In some ways, the college experience can exacerbate this problem — the stigma of mental illness. In a place where intellectual capability and accomplishment are so prized and esteemed, it seems we classify people with mental illnesses as people with problems with their minds, and therefore people who don’t deserve to be here. In a place where we glorify control over the mind so much, we fall to the risk of demanding that people have control over their mental health problems and then blame them when they can’t. The stress of not being allowed to get help merely adds to the inevitable academic pressures we feel as students at a top-tier university. And this idea simply doesn’t reflect what a college experience should be like.
If we are struggling in a certain course, we go to our residential college deans to request a tutor to get personalized academic help. If we feel sick from a cold or the flu, we go to McCosh for student health services. If we feel scared walking back from the Street when it’s empty, we call Public Safety to drive us back. And we’ve made it okay to do this — we’ve made it conventional behavior to ask for help in these cases. But it seems there isn’t such an understanding when someone is suffering psychologically, and they need to talk to a professional at Counseling and Psychological Services or to a residential college adviser or dean. It’s almost as if we are requiring them to keep their problems to themselves or deal with them privately. And while it seems that many students do take advantage of these resources — of talking to the mental health advisers available at Princeton — there are also a great number of students who might not be getting the help that they desire because of the fear of what others might say.

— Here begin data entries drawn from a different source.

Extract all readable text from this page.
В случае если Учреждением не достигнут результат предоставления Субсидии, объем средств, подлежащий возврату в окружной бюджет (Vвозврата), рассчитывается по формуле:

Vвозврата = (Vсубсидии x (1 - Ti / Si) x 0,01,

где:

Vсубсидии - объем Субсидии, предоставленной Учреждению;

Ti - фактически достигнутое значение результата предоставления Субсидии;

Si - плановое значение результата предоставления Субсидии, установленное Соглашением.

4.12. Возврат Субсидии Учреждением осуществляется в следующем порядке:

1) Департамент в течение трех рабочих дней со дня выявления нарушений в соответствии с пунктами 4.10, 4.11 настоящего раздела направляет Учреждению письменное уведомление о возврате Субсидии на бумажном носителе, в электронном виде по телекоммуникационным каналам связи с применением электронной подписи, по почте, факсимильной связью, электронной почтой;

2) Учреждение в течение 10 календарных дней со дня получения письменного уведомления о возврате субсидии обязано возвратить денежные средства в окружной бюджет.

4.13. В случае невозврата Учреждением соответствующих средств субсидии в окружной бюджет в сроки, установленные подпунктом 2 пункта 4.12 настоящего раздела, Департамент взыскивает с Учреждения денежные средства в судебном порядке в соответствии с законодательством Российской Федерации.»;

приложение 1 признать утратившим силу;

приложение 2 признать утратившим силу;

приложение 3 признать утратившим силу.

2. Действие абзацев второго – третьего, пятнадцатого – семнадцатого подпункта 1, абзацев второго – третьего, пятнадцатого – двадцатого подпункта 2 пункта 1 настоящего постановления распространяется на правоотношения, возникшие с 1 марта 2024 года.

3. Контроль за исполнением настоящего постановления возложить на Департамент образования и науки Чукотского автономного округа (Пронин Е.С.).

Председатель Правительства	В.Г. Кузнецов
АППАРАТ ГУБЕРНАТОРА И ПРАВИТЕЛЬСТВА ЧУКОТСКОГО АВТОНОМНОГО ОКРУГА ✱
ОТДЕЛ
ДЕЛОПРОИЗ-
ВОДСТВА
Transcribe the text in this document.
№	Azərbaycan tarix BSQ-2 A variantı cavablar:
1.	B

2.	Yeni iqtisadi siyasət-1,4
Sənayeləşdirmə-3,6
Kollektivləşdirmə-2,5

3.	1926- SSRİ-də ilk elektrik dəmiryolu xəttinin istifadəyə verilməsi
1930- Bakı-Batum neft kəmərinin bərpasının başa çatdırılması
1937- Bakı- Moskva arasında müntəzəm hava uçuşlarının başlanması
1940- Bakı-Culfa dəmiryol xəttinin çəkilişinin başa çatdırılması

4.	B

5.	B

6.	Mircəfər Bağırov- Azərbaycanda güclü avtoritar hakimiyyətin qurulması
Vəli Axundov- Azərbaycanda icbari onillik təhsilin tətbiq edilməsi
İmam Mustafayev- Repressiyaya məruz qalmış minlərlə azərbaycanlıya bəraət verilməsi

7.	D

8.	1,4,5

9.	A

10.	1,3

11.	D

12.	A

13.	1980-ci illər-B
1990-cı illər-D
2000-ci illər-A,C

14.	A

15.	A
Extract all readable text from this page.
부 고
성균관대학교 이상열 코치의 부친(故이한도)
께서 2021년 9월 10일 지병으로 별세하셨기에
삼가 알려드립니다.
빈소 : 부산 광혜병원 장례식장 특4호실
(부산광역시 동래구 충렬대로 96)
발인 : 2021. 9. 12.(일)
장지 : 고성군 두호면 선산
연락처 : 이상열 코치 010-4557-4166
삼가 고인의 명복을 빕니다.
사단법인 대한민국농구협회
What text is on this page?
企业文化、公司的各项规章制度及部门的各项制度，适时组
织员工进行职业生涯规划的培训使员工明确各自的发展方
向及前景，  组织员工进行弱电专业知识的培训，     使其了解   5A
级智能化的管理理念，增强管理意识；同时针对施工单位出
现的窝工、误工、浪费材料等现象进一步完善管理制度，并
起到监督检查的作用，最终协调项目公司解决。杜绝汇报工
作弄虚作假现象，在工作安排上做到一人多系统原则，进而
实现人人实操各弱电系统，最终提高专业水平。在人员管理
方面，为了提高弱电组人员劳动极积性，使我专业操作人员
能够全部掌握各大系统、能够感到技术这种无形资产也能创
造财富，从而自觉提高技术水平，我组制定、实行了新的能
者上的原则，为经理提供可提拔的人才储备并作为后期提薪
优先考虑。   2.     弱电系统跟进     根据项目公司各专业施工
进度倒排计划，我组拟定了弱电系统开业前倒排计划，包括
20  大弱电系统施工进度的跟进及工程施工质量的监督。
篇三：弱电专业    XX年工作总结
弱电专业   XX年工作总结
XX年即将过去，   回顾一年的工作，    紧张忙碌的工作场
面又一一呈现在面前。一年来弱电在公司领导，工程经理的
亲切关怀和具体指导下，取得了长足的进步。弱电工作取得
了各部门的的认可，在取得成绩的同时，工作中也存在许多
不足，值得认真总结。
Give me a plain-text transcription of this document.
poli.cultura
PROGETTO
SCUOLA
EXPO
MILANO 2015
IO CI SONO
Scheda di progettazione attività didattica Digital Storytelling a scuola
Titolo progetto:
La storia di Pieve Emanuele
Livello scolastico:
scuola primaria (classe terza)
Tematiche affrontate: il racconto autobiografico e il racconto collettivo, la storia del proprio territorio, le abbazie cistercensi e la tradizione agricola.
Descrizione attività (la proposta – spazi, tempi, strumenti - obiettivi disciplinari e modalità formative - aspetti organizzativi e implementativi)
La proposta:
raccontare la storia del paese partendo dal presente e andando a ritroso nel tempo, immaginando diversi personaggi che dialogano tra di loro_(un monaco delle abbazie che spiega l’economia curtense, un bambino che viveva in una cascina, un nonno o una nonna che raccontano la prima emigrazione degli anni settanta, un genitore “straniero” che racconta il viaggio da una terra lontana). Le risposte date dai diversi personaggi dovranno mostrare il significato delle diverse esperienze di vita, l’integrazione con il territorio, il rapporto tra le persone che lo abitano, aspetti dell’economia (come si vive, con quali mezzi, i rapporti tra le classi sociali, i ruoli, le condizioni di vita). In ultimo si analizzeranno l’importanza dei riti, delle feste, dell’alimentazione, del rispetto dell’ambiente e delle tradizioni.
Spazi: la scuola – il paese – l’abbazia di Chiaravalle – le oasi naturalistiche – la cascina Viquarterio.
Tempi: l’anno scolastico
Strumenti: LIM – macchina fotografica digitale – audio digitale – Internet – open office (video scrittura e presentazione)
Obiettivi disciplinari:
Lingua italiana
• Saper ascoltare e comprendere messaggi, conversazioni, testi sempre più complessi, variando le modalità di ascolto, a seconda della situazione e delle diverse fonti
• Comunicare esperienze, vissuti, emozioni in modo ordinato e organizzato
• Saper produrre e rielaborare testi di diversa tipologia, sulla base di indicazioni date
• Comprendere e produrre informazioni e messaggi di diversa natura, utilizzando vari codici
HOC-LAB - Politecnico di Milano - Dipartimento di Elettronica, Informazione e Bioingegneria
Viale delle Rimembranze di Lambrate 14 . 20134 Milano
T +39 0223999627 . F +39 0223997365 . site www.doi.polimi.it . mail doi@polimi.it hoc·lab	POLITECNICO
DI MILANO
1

Regardless of whether it’s from a mental or physical illness, anyone suffering from an illness should know that should they ever need it, there will be a support group waiting for them, without judgment or close-mindedness. And I’m not saying they have a responsibility to tell us or even that we have a right to know, because we don’t. But we need to make sure that we’ve made it okay for them to trust us — that we’ve created a safe zone that allows for healthy and confidential connections.
An article published earlier this week by guest contributors Raphael Frankfurter and Timothy McGinnis mentioned that there is a misconception that “feelings of inescapable badness are necessarily a sign of a malfunctioning self.” They talk about how perhaps there needs to be “mental health intervention” on an administrative and infrastructural level by the University in getting rid of those “hierarchical social groups on campus [that] suppress honest emotional expression and mutual appreciation.” And I agree completely.
But perhaps even before demanding that the University correct its ways, we need to be a bit more introspective. We need to realize that we, the students, might have created a culture that pathologizes these feelings and prevents some of us from getting the help that we truly need.